Productions mode gets around the entire project boat/lag issues, works fine for mulitple editors, but does take a few days to reconfigure your brains to working with the very different model that uses.

 

I have a partner in Cape Town that I do both Team and Productions work with. I've been setting up our joint projects recently using Team for projects with "lighter" media, and Productions with 'heavy' stuff.

 

The TP projects, the media is on our Amazon S3 server in London, and LucidLInk's fileserver process gives both of us a 'virtual' drive on our computers.

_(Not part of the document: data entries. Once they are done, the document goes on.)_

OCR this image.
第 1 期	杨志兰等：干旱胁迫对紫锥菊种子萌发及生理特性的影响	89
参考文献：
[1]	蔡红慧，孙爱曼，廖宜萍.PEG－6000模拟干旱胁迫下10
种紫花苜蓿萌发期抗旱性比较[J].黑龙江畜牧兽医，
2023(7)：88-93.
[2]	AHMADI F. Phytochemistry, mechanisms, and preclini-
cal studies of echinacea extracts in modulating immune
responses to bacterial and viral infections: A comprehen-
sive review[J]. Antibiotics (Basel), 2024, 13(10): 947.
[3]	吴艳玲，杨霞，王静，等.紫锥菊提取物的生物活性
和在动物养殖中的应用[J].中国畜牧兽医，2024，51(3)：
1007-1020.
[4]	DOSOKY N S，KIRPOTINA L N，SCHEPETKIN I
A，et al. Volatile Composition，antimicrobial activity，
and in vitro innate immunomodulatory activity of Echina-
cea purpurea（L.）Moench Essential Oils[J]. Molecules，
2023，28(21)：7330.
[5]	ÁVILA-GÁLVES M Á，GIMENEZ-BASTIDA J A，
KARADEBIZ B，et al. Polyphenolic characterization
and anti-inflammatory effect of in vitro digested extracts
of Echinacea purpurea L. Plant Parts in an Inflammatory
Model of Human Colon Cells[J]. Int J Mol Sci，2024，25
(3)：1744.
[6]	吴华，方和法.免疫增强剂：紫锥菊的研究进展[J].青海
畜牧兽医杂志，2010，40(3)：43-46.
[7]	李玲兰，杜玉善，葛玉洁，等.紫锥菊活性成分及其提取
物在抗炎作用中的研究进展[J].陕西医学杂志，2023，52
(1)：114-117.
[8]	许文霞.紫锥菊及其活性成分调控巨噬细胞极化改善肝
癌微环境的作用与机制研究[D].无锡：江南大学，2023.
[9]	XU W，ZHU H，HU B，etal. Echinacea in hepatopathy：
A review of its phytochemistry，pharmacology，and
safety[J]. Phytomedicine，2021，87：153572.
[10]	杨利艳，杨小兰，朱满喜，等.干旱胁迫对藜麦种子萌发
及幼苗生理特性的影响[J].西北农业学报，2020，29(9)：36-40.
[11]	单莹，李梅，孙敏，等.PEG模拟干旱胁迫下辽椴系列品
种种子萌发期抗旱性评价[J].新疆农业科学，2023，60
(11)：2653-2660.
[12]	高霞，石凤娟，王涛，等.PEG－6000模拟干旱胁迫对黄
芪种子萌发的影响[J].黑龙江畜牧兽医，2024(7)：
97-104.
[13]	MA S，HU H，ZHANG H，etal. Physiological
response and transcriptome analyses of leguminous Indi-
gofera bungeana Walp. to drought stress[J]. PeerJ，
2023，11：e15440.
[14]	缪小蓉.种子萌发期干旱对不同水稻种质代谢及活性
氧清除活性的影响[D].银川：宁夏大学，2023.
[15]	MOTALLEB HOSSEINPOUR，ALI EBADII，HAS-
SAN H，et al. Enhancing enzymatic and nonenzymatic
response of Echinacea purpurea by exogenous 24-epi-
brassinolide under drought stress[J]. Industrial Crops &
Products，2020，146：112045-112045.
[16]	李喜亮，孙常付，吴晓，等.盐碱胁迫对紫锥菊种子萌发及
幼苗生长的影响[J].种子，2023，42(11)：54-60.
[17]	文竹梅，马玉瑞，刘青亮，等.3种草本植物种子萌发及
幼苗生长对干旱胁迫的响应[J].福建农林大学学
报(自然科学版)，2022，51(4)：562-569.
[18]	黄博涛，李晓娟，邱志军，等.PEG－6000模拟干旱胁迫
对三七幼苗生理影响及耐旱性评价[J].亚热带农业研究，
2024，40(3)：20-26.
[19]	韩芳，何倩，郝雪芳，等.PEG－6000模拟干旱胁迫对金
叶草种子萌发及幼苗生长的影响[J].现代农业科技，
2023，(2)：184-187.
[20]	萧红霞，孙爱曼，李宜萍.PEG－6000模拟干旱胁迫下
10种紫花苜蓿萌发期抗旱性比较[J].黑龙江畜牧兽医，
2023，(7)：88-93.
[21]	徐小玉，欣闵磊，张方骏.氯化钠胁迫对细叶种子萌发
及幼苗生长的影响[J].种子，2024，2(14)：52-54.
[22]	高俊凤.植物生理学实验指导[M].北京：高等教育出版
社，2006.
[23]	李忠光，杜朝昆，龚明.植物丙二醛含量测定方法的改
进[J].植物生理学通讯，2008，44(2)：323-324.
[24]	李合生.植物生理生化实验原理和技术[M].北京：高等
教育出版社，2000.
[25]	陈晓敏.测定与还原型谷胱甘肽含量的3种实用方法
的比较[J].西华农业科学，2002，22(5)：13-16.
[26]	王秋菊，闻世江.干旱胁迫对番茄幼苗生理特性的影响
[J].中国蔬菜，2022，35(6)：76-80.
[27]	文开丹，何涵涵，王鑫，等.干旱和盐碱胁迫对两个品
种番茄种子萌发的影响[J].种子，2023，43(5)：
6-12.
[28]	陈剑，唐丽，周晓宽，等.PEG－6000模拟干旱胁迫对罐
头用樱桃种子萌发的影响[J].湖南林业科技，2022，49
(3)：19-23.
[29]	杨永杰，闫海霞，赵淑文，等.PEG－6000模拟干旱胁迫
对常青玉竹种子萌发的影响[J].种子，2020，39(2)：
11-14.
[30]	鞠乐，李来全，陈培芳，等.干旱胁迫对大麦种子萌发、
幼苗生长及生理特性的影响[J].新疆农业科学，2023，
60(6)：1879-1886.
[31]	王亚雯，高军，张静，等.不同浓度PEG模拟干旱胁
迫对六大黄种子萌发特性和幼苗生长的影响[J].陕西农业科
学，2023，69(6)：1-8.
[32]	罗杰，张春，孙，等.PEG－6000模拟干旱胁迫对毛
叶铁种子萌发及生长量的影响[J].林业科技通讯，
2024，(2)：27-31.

He can add media from Cape Town, within moments it appears on the LucidLink virtual drive on my computer, and I can add it into Premiere while it's still uploading from Cape Town. Bizarre, but ... wow.

 

We've done things with short sequences using the TP process via LucidLink, but with larger files and longer sequences, it's not as slick.

 

However, for that I've been using LucidLink as our transfer processor, so we each have local matched storage of all files. The Production folder structure including all subfolders and project files lives on the LucidLink drive. So far, it's worked ok. And from what I've heard and seen on the LucidLink Slack channels, and via other Adobe staffers like Karl Soule and David Helsmly, that's being used as a standard method by quite a few companies.